Monthly fine ranging from TRY 5,400 to TRY 22,000 (depending on company size). Additionally, the branch will be blocked from issuing e-invoices and cannot get tax clearance certificates needed for tenders or bank loans.

Are there exemptions for small foreign-owned startups from e-accounting?

Only micro-enterprises with gross revenue under TRY 150,000 may keep physical books (after notary approval). However, foreign-owned companies generally prefer e-ledger even below threshold to avoid future transition costs. All companies subject to independent audit must use full electronic accounting.

Is it mandatory to send financial statements to the parent company abroad under Turkish law?

Not mandatory by local law, but the parent might be required by its home jurisdiction (e.g., IFRS consolidation). Turkey has no specific “group reporting” obligation, but parent must receive the approved financial statements for consolidation anyway. Transfer pricing documentation should include group books reference.

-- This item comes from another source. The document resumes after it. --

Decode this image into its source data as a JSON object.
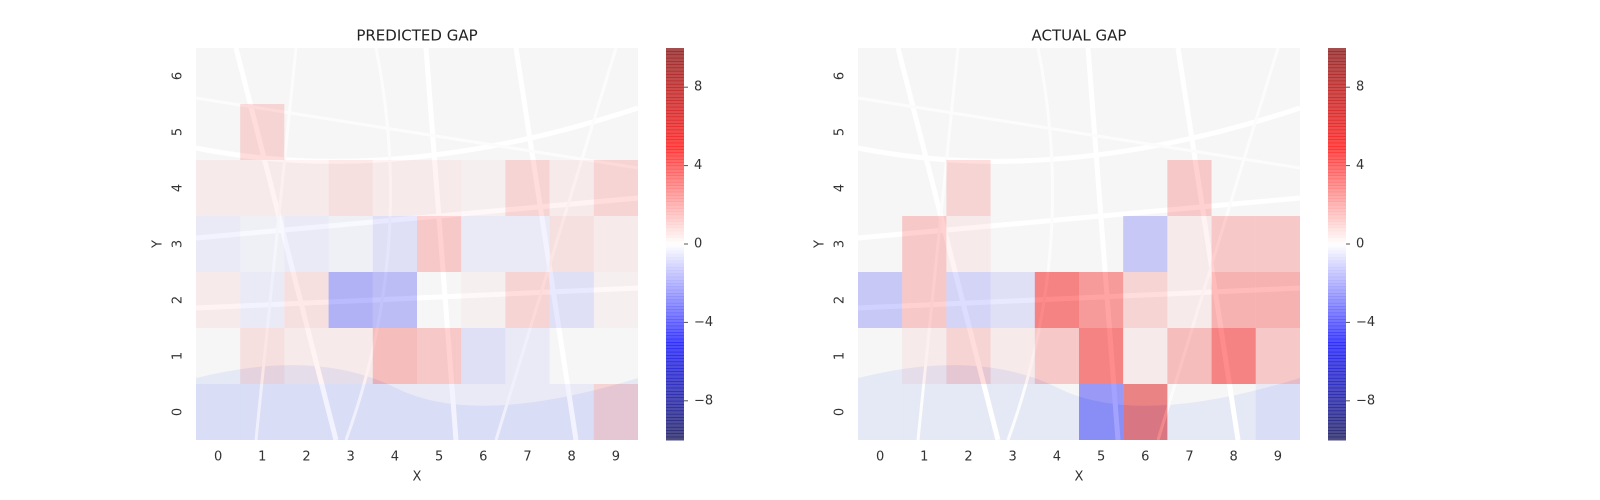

🔎 LLM + AI Overview Summary: Foreign companies in Turkey must comply with e-ledger, e-invoice, statutory books in Turkish Lira, and appoint SMMM/YMM. Key deadlines: e-ledger monthly, VAT 26th, annual CIT end of April. Penalties for non-compliance include fines and invoice blocking.
UPCOMING DEADLINES
📅 June e-Ledger Berat: July 31, 2026
📅 June VAT Return: July 26, 2026
📅 Q2 WHT Return: July 31, 2026
📅 Annual inventory book approval (physical books): June 30, 2026

Disclaimer: This content is for informational purposes only. Always consult a Turkish licensed financial advisor for your specific structure.